Va da sé che il nodo da sciogliere è politico. All’assemblea dell’Abi c’è anche Pier Carlo Padoan, e il ministro economico-finanziario dà un colpo al cerchio e uno alla botte. Riepiloga che con l’Ue è in corso un “dialogo continuo, su tutte le misure di intervento ammesse, anche nella direzione di un eventuale utilizzo di aiuti di Stato, perché il governo intende tutelare i risparmi”. Ricorda di avere in mano la briscola Brexit: “Ci sono diversi elementi da sfruttare in pieno, soprattutto in caso di rischio sistemico. E nulla impedisce di agire subito”. Infine frena: “Esistono elementi di criticità che possono essere risolti con soluzioni di mercato”.

Perché si continua a rimandare? Agostino Megale della Fisac Cgil chiede che il governo ci metta la faccia: “Da Padoan, di cui conosco competenza ed equilibrio, mi aspettavo più nettezza. Il ministro dell’economia non se la può cavare con le parole generiche di questa mattina: è tempo di risultati concreti nel negoziato con la Ue sui crediti deteriorati, sui derivati da inserire negli stress test, e sull’intervento pubblico a sostegno di eventuali ricapitalizzazioni, dando uno stop al rischio bail-in sulle sub-obbligazioni”.

Eccolo il nodo: come osservato sul confindustriale Sole 24 Ore, le trattative fra Ue e Italia a Bruxelles su Mps – e le altre banche con problemi analoghi, da Carige alle due venete ora in mano ad Atlante – vertono sul “burden sharing”, e cioè la condivisione del peso finanziario di una ricapitalizzazione. Sono regole meno dure di quelle del bail-in, ma prevedono comunque il coinvolgimento (con sacrificio) di chi possiede sub-obbligazioni. Una eventualità che il governo, già scottato ai tempi delle quattro banche fallite a novembre, non vuol considerare.
Di qui l’impasse, reso visibile dalle parole di Renzi sulle “soluzioni di mercato” che prevedono ancora il ricorso ad Atlante o a un suo veicolo gemello. Sul quale però anche ieri Intesa San Paolo, con il cd Carlo Messina, ha ribadito che quanto fatto per Atlante (una spesa di 700 milioni) non avrà seguito. Mettendo in difficoltà un governo che, anche per motivi di feedback con un’opinione pubblica non certo tenera con il settore bancario, teme l’impopolarità di un aiuto statale, pur nelle regole Ue, agli istituti in difficoltà. La teme anche se, come insegna l’esperienza Usa, sarebbe perfino fonte di potenziale guadagno investire in azioni che, prima o poi, potranno essere rivendute con i titoli apprezzati.
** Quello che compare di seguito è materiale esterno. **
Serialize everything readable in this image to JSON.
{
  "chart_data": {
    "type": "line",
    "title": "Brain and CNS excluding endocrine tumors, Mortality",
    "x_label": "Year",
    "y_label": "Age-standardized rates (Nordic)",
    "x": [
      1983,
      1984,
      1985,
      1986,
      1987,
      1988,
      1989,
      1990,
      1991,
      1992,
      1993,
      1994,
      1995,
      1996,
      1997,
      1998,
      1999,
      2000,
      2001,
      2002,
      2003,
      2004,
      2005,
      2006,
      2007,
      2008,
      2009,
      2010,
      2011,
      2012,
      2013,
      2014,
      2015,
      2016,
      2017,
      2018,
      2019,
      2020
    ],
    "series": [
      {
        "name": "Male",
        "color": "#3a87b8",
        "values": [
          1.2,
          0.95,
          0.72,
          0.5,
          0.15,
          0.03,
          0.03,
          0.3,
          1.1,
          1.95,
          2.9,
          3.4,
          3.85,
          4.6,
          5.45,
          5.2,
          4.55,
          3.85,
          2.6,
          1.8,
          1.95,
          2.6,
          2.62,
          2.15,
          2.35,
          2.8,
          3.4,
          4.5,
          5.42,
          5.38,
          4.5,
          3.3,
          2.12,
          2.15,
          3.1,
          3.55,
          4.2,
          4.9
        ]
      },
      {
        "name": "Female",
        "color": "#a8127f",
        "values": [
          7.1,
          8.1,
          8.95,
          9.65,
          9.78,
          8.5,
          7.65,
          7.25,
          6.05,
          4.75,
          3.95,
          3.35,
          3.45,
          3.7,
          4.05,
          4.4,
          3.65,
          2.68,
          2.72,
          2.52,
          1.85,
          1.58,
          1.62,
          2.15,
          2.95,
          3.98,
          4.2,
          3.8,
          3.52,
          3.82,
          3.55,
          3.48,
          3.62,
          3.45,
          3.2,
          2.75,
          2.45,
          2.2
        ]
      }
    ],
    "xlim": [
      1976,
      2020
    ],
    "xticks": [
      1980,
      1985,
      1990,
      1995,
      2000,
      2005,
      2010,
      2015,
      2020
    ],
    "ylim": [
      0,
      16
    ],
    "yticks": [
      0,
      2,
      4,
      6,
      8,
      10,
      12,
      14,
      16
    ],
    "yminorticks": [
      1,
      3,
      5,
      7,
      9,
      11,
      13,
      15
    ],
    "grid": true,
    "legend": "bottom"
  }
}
Vista da piazza Affari, la giornata è stata comunque positiva. Con un indice generale a +4%, trainato proprio dai titoli bancari: Banco popolare a +18% dopo la conferma dati alla mano di poter superare gli stress test dell’Eba, con contestuale querela a Morgan Stanley; gli altri istituti con rialzi anche in doppia cifra, e lo stesso Monte dei Paschi a +5,4%. La vulgata dice che gli investitori scommettono che si arriverà a un accordo su Mps, e sulla gestione dei crediti in sofferenza dell’intero settore. Sofferenze sulle quali Visco segnala: “La riduzione della loro consistenza registrata dall’autunno scorso è incoraggiante. Al netto delle svalutazioni l’ammontare si riduce a 87 miliardi. Di questi circa 50 sono assistiti da garanzie reali, il resto è assistito da garanzie personali, dal valore stimato di 37 miliardi, o non è garantito”. Questi ultimi sono i crediti impossibili da recuperare. Dalle parole di Visco, e fatti due conti, sono circa 15 miliardi.